Two common post-hoc calibration methods are:

  • Platt scaling (logistic regression on raw scores)
  • Isotonic regression (non-parametric, monotone fit via PAV)

These are typically run as batch jobs—retraining hourly or nightly. This creates a trade-off:

  • Infrequent retraining → calibration drifts
  • Frequent retraining → compute costs rise with cumulative traffic

Both approaches require re-accessing large volumes of past data.

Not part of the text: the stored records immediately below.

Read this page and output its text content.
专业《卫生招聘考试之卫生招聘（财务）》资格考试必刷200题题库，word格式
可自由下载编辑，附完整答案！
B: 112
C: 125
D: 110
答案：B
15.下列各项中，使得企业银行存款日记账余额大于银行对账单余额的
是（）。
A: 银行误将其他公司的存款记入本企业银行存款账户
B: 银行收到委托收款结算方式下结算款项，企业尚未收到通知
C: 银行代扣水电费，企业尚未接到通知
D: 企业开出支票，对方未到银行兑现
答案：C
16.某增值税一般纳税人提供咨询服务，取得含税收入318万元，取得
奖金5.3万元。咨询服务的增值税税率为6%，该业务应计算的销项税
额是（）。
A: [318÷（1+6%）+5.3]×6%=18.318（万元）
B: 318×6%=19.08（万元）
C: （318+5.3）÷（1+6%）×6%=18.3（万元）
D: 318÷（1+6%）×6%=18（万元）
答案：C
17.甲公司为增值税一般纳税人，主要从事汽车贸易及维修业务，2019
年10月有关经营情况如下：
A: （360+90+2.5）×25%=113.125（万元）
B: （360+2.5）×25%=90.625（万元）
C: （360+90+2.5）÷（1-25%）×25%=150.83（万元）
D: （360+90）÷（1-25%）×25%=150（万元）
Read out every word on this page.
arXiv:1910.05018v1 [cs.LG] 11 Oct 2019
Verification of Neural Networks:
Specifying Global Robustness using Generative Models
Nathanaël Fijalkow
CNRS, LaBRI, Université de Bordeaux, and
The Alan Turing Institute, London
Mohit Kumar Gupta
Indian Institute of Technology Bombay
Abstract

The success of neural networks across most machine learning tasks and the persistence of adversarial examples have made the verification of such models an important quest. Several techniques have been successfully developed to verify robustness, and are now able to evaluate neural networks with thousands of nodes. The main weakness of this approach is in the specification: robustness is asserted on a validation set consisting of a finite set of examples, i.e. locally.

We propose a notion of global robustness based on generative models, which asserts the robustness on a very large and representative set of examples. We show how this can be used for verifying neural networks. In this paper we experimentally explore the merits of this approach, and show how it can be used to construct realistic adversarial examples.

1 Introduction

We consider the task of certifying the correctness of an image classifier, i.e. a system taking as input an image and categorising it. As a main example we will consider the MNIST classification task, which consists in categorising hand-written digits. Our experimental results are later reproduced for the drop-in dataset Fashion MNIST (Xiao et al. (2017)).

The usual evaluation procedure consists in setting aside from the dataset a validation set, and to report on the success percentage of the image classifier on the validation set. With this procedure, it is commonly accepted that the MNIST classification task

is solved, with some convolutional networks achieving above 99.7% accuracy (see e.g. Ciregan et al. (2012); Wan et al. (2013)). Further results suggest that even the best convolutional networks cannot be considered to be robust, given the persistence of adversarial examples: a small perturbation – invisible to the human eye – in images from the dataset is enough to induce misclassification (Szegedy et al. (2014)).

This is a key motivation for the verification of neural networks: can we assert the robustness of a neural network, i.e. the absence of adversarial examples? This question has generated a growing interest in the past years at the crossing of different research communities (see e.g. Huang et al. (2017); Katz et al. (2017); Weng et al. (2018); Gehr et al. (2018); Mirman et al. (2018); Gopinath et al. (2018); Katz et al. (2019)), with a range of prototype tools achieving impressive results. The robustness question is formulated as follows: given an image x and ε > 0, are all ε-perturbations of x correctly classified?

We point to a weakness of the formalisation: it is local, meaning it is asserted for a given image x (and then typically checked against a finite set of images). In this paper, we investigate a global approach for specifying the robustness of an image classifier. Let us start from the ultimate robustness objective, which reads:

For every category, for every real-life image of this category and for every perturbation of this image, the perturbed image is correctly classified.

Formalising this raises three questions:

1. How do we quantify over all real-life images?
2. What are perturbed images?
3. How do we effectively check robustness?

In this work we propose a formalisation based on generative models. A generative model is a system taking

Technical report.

A Lightweight Alternative: MWU

We revisit this problem through the lens of Multiplicative Weights Updates (MWU). Each calibration bucket, $b$, has a bias factor, $c_b$, which gets nudged after each mini-batch of traffic using a single exponential update:

$$
c_b \leftarrow c_b \cdot \exp\bigl(-\eta (\tilde r_b - \hat r_b)\bigr)
$$

Where:

  • $\hat r_b$ is the observed outcome rate (e.g., click-through)
  • $\tilde r_b$ is the predicted average for that bucket
  • $\eta$ is a learning rate

This update:

  • Requires no solver, matrix inverse, or stored history
  • Takes constant time per batch (independent of traffic volume)
  • Provides online adaptation with provable regret bounds

Experimental Results

We ran a synthetic ad stream with 200k impressions and induced drift. Each batch (5k events) was calibrated using:

  • Platt scaling (retrained per batch)
  • Isotonic regression (retrained per batch)
  • MWU (streaming update)
Method Mean Brier Mean CPU Time (s)
Platt 0.2051 0.0243
Isotonic 0.2045 0.0181
MWU 0.2052 0.00039

All three methods achieved comparable calibration error. But MWU required 60–100× less compute, with no access to historical data and no periodic retrain.

When to Use This

MWU is well-suited for:

  • High-frequency environments (ads, ranking, serving)
  • Cases with frequent drift and latency constraints
  • Systems where retraining schedules are brittle or costly

It is not a drop-in replacement for full model retrains, nor does it fix deep model mis-specification. But for lightweight, incremental correction, it’s a strong, principled baseline.